Tuesday 19 June 2018

Writing about a Material World

 Globe, Sculpture, Park, Metal, Earth



This is an interesting debate. Is the world material? Is it just energy? Is it just a construct of our thoughts and imagination? How do things like The Secret work in a totally material world?  
The video It's an Immaterial World discusses these ideas. 

But what about the writer? Do we live in our heads or are we engaged with the physical world? 

"Write what you know," the gurus tell us.  But if we wrote only what we knew, surely there would be no Star Wars, no Harry Potter, no Lord of the Rings. Neither probably would there be any historical fiction. However, we do write what we know in answering the question "What if?" What if there were a universe full of inhabited planets, at war with each other? What if there were a school for witches and wizards? What if there were some rings that had supernatural  powers? What if the only place for the poor were the workhouse? We work out how all of that would feel like from our experience of our physical world with a little emotion thrown in to salt it.  

"Write with your senses," I tell my students. This means being precise about what they see, hear, smell, taste and feel. Feel can be used in both senses. It always produces effective writing and helps them to "show not tell". This is so very much about the physical world. 

A writer may seem locked up in her head. But all of those ideas that buzz around in there relate to the physical world. We write about scenery, human beings, sounds, what people say and do. This is all physical. A film plays itself out in our heads and we write in order to create the same film in our readers' minds. 
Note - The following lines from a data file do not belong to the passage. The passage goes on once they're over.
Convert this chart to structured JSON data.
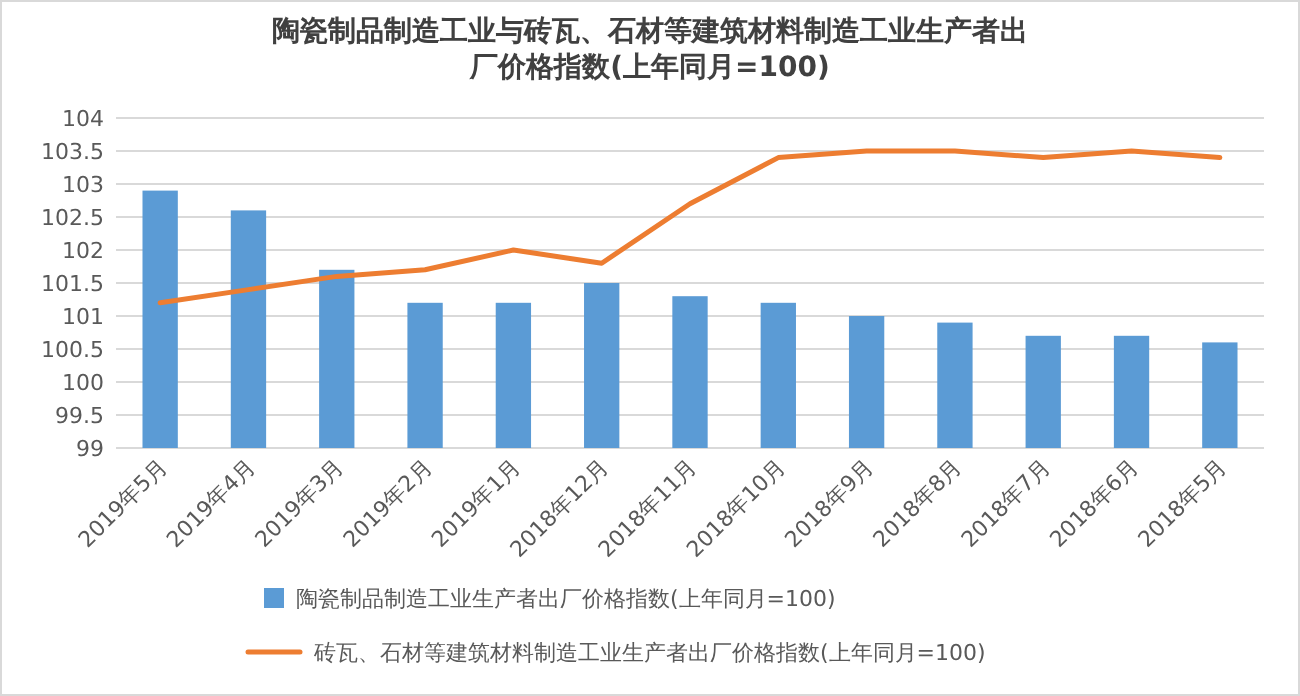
{
  "chart_data": {
    "type": "bar",
    "title": "陶瓷制品制造工业与砖瓦、石材等建筑材料制造工业生产者出厂价格指数(上年同月=100)",
    "categories": [
      "2019年5月",
      "2019年4月",
      "2019年3月",
      "2019年2月",
      "2019年1月",
      "2018年12月",
      "2018年11月",
      "2018年10月",
      "2018年9月",
      "2018年8月",
      "2018年7月",
      "2018年6月",
      "2018年5月"
    ],
    "series": [
      {
        "name": "陶瓷制品制造工业生产者出厂价格指数(上年同月=100)",
        "color": "#5b9bd5",
        "values": [
          102.9,
          102.6,
          101.7,
          101.2,
          101.2,
          101.5,
          101.3,
          101.2,
          101.0,
          100.9,
          100.7,
          100.7,
          100.6
        ]
      },
      {
        "name": "砖瓦、石材等建筑材料制造工业生产者出厂价格指数(上年同月=100)",
        "type": "line",
        "color": "#ed7d31",
        "values": [
          101.2,
          101.4,
          101.6,
          101.7,
          102.0,
          101.8,
          102.7,
          103.4,
          103.5,
          103.5,
          103.4,
          103.5,
          103.4
        ]
      }
    ],
    "ylim": [
      99,
      104
    ],
    "yticks": [
      99,
      99.5,
      100,
      100.5,
      101,
      101.5,
      102,
      102.5,
      103,
      103.5,
      104
    ],
    "grid": "y",
    "legend": "bottom"
  }
}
Go to any beach or airport, and you will see many people sitting close to each other, all immersed in other worlds. What is going on in their heads? Ask them to define it and they come out with words which are physical entities: sounds in the head or little marks that mean something on a page.

Many texts, of course deal with the inner monologue of its characters. Even these characters always think in words and words have that physical presence described above. 
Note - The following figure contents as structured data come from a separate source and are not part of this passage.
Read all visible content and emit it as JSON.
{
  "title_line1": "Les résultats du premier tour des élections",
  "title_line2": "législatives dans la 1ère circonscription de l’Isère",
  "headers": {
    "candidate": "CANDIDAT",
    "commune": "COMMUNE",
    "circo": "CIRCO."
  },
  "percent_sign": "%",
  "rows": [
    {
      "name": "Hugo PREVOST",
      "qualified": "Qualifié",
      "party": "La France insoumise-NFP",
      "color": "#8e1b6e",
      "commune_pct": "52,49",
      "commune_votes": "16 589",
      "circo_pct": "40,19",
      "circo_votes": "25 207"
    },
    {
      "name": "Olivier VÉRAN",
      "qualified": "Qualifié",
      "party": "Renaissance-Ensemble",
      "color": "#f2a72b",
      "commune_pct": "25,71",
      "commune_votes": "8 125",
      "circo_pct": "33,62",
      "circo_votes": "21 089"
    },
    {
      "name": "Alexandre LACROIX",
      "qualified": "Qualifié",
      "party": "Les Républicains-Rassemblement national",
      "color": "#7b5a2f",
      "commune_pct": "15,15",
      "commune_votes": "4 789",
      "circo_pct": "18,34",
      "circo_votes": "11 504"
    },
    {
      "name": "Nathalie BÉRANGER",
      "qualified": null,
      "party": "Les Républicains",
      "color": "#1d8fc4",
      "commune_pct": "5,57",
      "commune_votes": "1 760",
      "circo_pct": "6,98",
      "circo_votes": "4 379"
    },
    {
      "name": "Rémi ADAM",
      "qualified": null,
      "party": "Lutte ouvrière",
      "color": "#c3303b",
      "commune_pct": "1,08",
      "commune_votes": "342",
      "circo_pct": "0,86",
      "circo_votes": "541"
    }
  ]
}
Many writers like to experience the physical world they write about. They notice more when they are in the park, the prison cell or the sailing boat than when they just rely on their memory or imagination.     

So how do affirmations and dream-confirming work? In a material world? Well, when we write we isolate certain details we deem important. We focus on them. When we make affirmations or reiterate our dreams we also bring a focus. The former is our creative act. The latter reminds us of what is important to us and is also a creative act.      

The beautiful irony is that matter is mainly empty space. What looks like real matter is actually energy.